Handphone Suci
Masih tentang keberagamaan digital. Mengaji atau membaca Qur'an mengalami proses digitalisasi secara masif. Dulu semua mengaji dengan mushaf Qur'an. Kita belajar mengaji dengan kitab Qur'an yang bertulisan besar, supaya lebih mudah membacanya.
Seiring dengan era komputerisasi, kitab Qur'an sudah masuk dalam program komputer. Pencarian ayat dan tafsirannya bagi pengkaji menjadi sangat mudah karena sudah terprogram secara khusus.
Muncullah masa yang saya sebut sebagai era disk, disket lalu flashdisk mulai menjamur. Ternyata Qur'an juga masuk ke dalam disk. Programnya bisa dipindahkan dan dibawa ke mana-mana dengan disk. Bila ingin mendengarkan qiraah dalam mobil, tinggal ditancapkan flashdisk pada layar kecil di dalam mobil.
Saya tidak tahu persis era apa lagi berikutnya. Saya langsung saja melompat membahas mengaji pada puncak era digital. Qur'an sudah tersaji menjadi aplikasi yang super lengkap yang bisa dimasukkan ke dalam hp atau tablet. Mengaji tidak lagi dengan membuka kitab Qur'an berupa mushaf itu, tetapi langsung dari Hp yang kita pegang tiap hari.
Jadi bagi yang menggenggam Hp di dalamnya sudah diisi oleh aplikasi Qur'an, artinya saat itu mereka memegang kitab suci. Dengan masuknya Qur'an di dalam Hp berdampak pada cara kita menyikapi benda yang paling sering dipegang dalam hidup kita, karena di dalamnya terdapat Qur'an.
Pertanyaannya, apakah Qur'an di Hp sama dengan Qur'an berupa kitab yang tercetak itu? Bisa panjang pembahasannya, tapi kita pendekkan saja, sependek pengetahuan saya. Kalau disamakan dengan cara kita menyikapi kitab suci, seharusnya kita menyebut Hp kita sebagai Hp suci.
Sebagai Hp suci yang di dalamnya ada Qur'an seharusnya tidak bercampur dengan aplikasi lain yang bisa mengotori keberadaan Qur'an.
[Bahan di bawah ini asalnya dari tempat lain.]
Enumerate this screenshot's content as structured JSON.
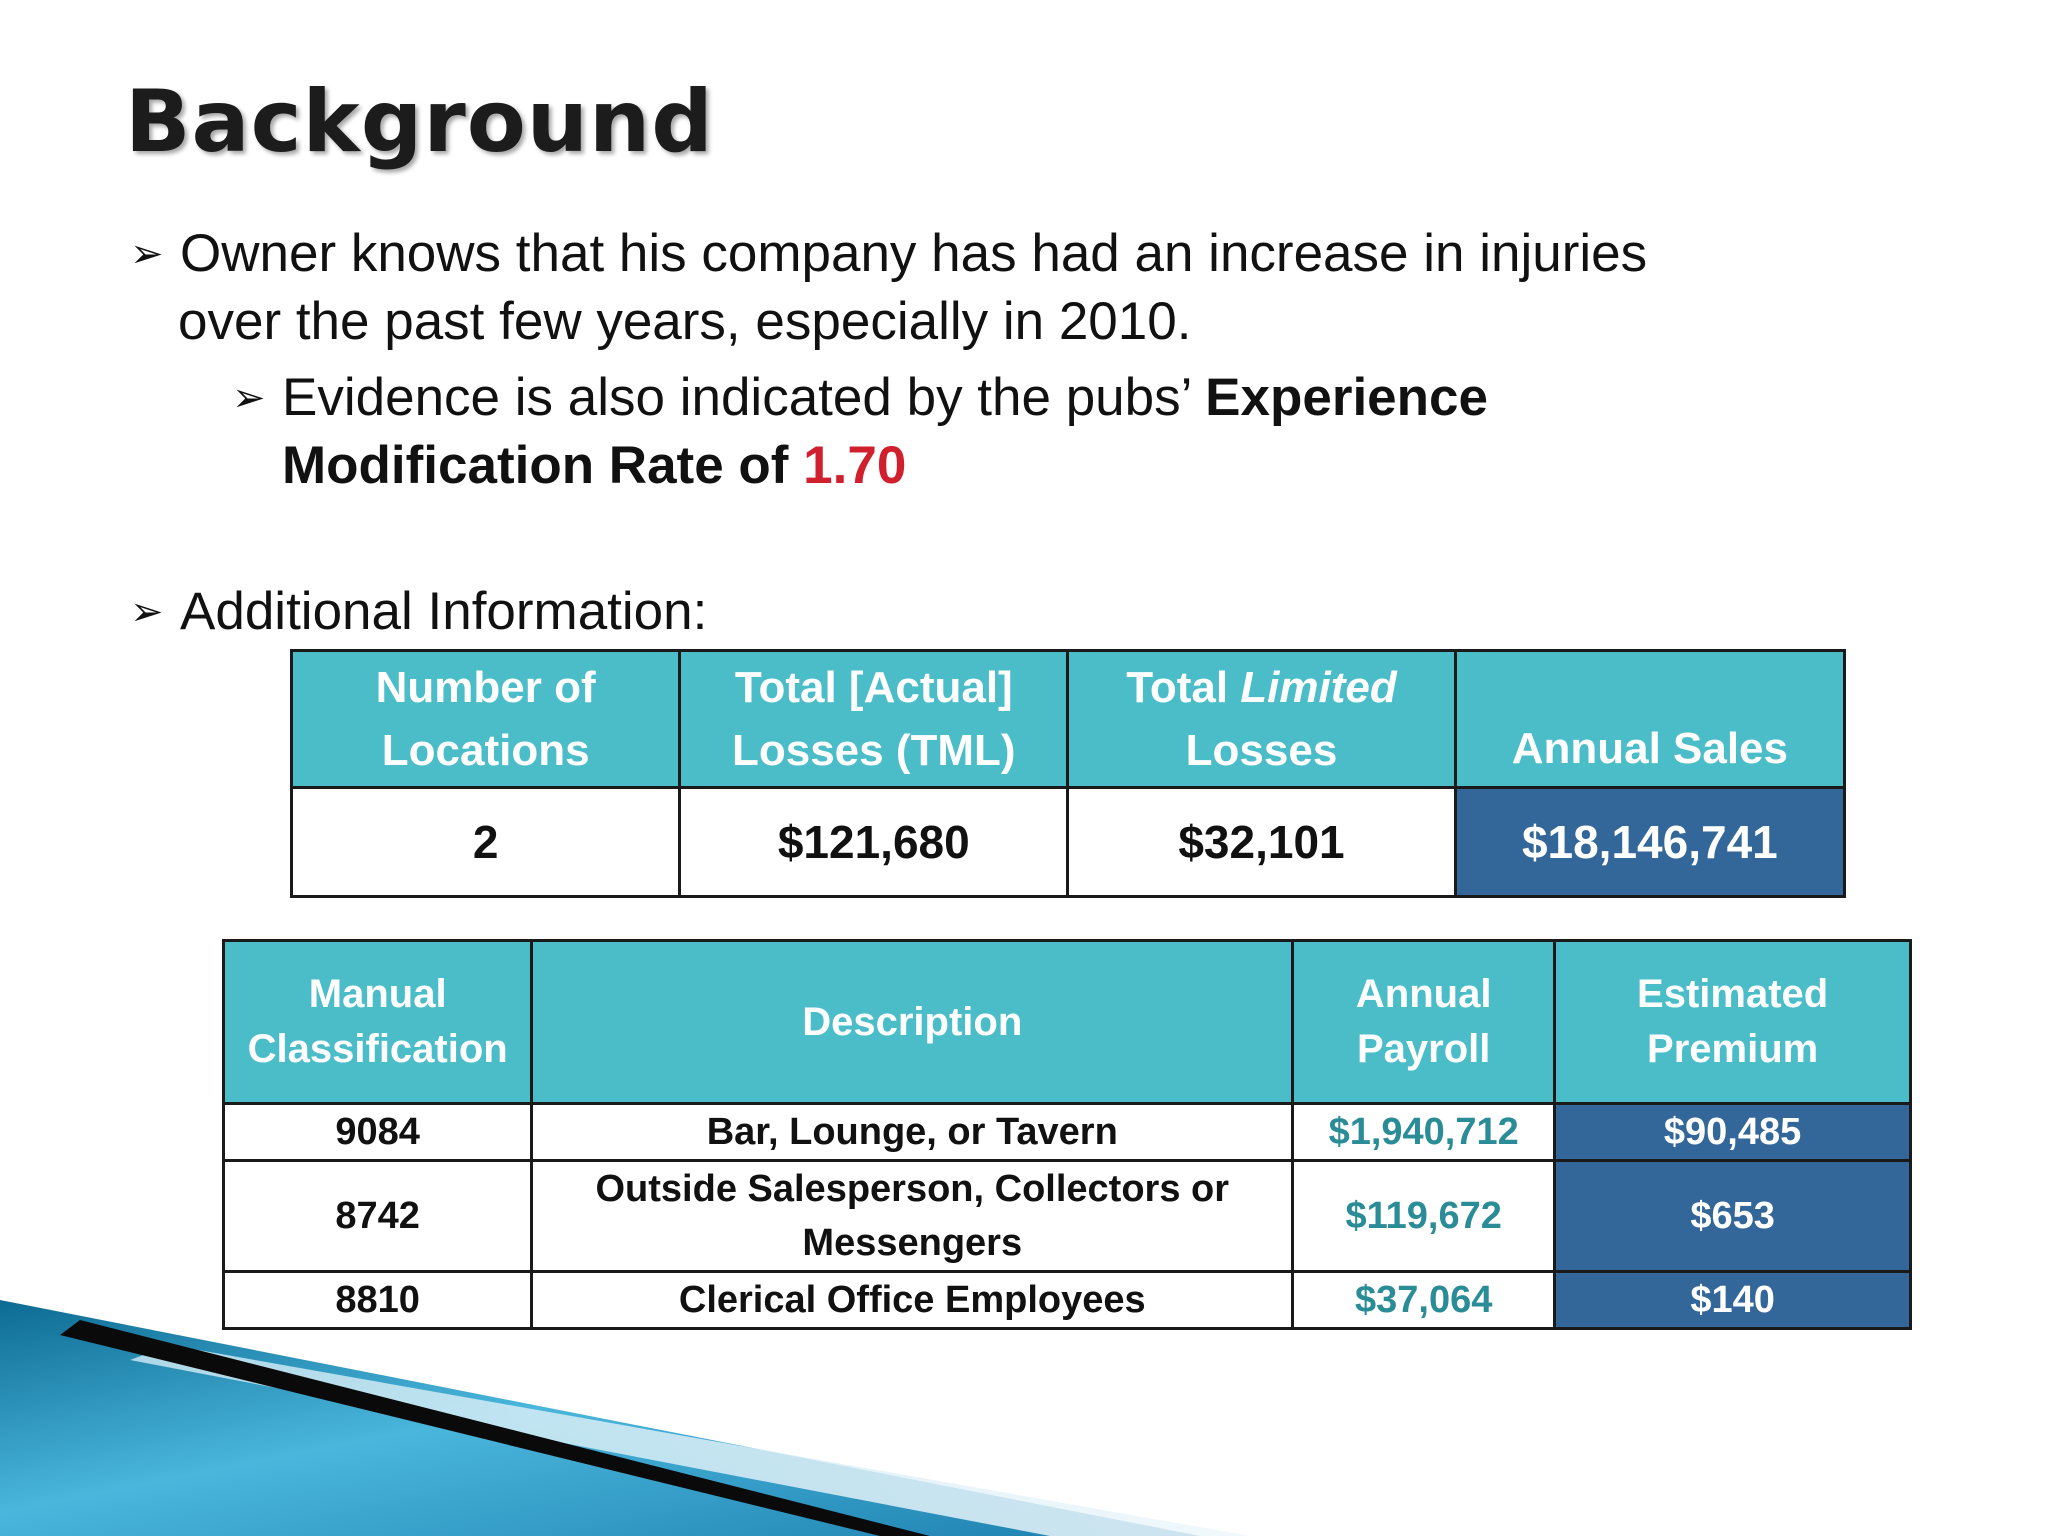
{
  "slide": {
    "title": "Background",
    "bullet1": {
      "line1": "Owner knows that his company has had an increase in injuries",
      "line2": "over the past few years, especially in 2010."
    },
    "bullet2": {
      "text_plain": "Evidence is also indicated by the pubs’ ",
      "text_bold1": "Experience",
      "text_bold2": "Modification Rate of ",
      "rate": "1.70"
    },
    "bullet3": {
      "text": "Additional Information:"
    }
  },
  "summary_table": {
    "headers": {
      "locations_line1": "Number of",
      "locations_line2": "Locations",
      "tml_line1": "Total [Actual]",
      "tml_line2": "Losses (TML)",
      "limited_pre": "Total ",
      "limited_em": "Limited",
      "limited_line2": "Losses",
      "sales": "Annual Sales"
    },
    "row": {
      "locations": "2",
      "tml": "$121,680",
      "limited": "$32,101",
      "sales": "$18,146,741"
    }
  },
  "classification_table": {
    "headers": {
      "class_line1": "Manual",
      "class_line2": "Classification",
      "description": "Description",
      "payroll_line1": "Annual",
      "payroll_line2": "Payroll",
      "premium_line1": "Estimated",
      "premium_line2": "Premium"
    },
    "rows": [
      {
        "code": "9084",
        "description": "Bar, Lounge, or Tavern",
        "payroll": "$1,940,712",
        "premium": "$90,485"
      },
      {
        "code": "8742",
        "description_line1": "Outside Salesperson, Collectors or",
        "description_line2": "Messengers",
        "payroll": "$119,672",
        "premium": "$653"
      },
      {
        "code": "8810",
        "description": "Clerical Office Employees",
        "payroll": "$37,064",
        "premium": "$140"
      }
    ]
  },
  "colors": {
    "header_teal": "#4bbdc8",
    "dark_blue": "#336699",
    "accent_red": "#d0202e",
    "value_teal": "#2a8c97"
  }
}
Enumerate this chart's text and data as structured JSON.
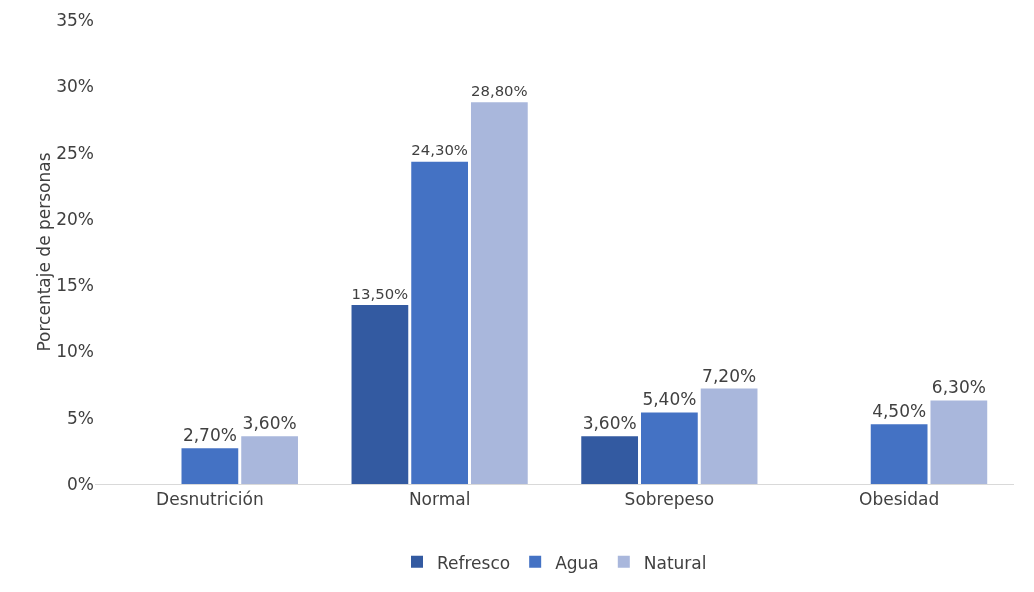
{
  "chart_data": {
    "type": "bar",
    "ylabel": "Porcentaje de personas",
    "categories": [
      "Desnutrición",
      "Normal",
      "Sobrepeso",
      "Obesidad"
    ],
    "series": [
      {
        "name": "Refresco",
        "color": "#335aa1",
        "values": [
          null,
          13.5,
          3.6,
          null
        ],
        "value_labels": [
          null,
          "13,50%",
          "3,60%",
          null
        ]
      },
      {
        "name": "Agua",
        "color": "#4472c4",
        "values": [
          2.7,
          24.3,
          5.4,
          4.5
        ],
        "value_labels": [
          "2,70%",
          "24,30%",
          "5,40%",
          "4,50%"
        ]
      },
      {
        "name": "Natural",
        "color": "#a9b7dc",
        "values": [
          3.6,
          28.8,
          7.2,
          6.3
        ],
        "value_labels": [
          "3,60%",
          "28,80%",
          "7,20%",
          "6,30%"
        ]
      }
    ],
    "ylim": [
      0,
      35
    ],
    "yticks": [
      {
        "value": 0,
        "label": "0%"
      },
      {
        "value": 5,
        "label": "5%"
      },
      {
        "value": 10,
        "label": "10%"
      },
      {
        "value": 15,
        "label": "15%"
      },
      {
        "value": 20,
        "label": "20%"
      },
      {
        "value": 25,
        "label": "25%"
      },
      {
        "value": 30,
        "label": "30%"
      },
      {
        "value": 35,
        "label": "35%"
      }
    ],
    "grid": false,
    "legend": "bottom"
  }
}
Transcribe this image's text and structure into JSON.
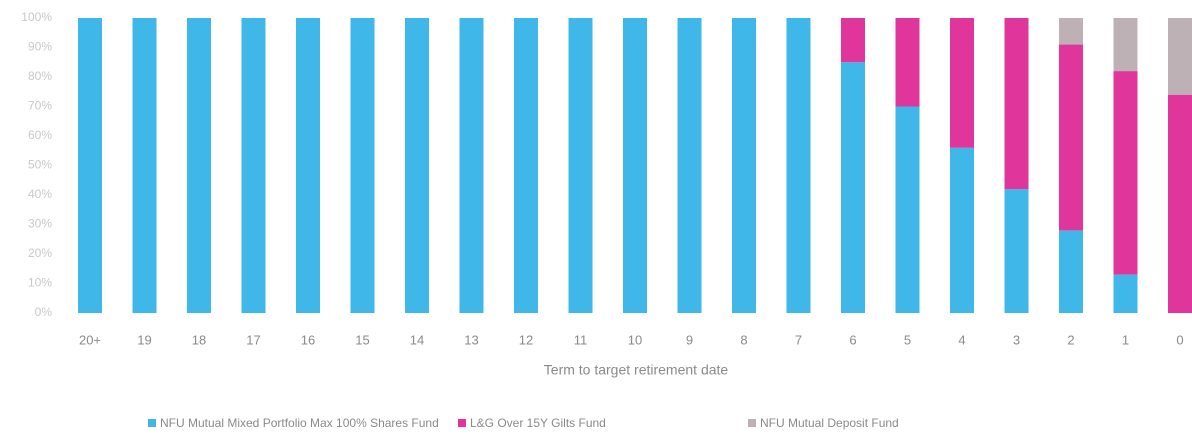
{
  "chart_data": {
    "type": "stacked_bar",
    "x_label": "Term to target retirement date",
    "categories": [
      "20+",
      "19",
      "18",
      "17",
      "16",
      "15",
      "14",
      "13",
      "12",
      "11",
      "10",
      "9",
      "8",
      "7",
      "6",
      "5",
      "4",
      "3",
      "2",
      "1",
      "0"
    ],
    "series": [
      {
        "name": "NFU Mutual Mixed Portfolio Max 100% Shares Fund",
        "color": "#3fb8e9",
        "values": [
          100,
          100,
          100,
          100,
          100,
          100,
          100,
          100,
          100,
          100,
          100,
          100,
          100,
          100,
          85,
          70,
          56,
          42,
          28,
          13,
          0
        ]
      },
      {
        "name": "L&G Over 15Y Gilts Fund",
        "color": "#e0359b",
        "values": [
          0,
          0,
          0,
          0,
          0,
          0,
          0,
          0,
          0,
          0,
          0,
          0,
          0,
          0,
          15,
          30,
          44,
          58,
          63,
          69,
          74
        ]
      },
      {
        "name": "NFU Mutual Deposit Fund",
        "color": "#bdb1b6",
        "values": [
          0,
          0,
          0,
          0,
          0,
          0,
          0,
          0,
          0,
          0,
          0,
          0,
          0,
          0,
          0,
          0,
          0,
          0,
          9,
          18,
          26
        ]
      }
    ],
    "ylim": [
      0,
      100
    ],
    "yticks": [
      {
        "value": 0,
        "label": "0%"
      },
      {
        "value": 10,
        "label": "10%"
      },
      {
        "value": 20,
        "label": "20%"
      },
      {
        "value": 30,
        "label": "30%"
      },
      {
        "value": 40,
        "label": "40%"
      },
      {
        "value": 50,
        "label": "50%"
      },
      {
        "value": 60,
        "label": "60%"
      },
      {
        "value": 70,
        "label": "70%"
      },
      {
        "value": 80,
        "label": "80%"
      },
      {
        "value": 90,
        "label": "90%"
      },
      {
        "value": 100,
        "label": "100%"
      }
    ],
    "legend": "bottom"
  }
}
Karena sebagai Hp suci, maka Hp itu sejatinya disikapi sama dengan cara kita menyikapi kitab Qur'an; menempatkan di atas atau tidak tertindis oleh benda-benda lain. Jadi Hp suci ini harus terjungjung setiap saat saat, termasuk berada di kantong pakaian bagian atas, bukan di kantong samping apalagi kantong celana bagian belakang.
Saya juga menduga yang ada di pikiran anda bagaimana kalau masuk ke WC sementara membawa Hp suci? Jawaban saya adalah dengan bertanya balik, apa yang anda lakukan sekiranya membawa kitab suci saat mau memasuki WC?
Apakah ada sikap konsisten dalam memaknai kesucian kitab suci? Atau terbersik di pikiran kita bahwa Qur'an digital berbeda derajat kesuciannya dengan Qur'an yang ada di kitab? Jadi Qur'an yang sesungguhnya iti tertulis di mana? Kesucian Qur'an itu pada wujudnya atau pada yang dipersepsikan? Bingung kan? Saya juga bingung! Kita hentikan dulu di sini, karena saya mulai nyasar, tiba-tiba menjadi pengkaji filsafat bercampur tasawuf.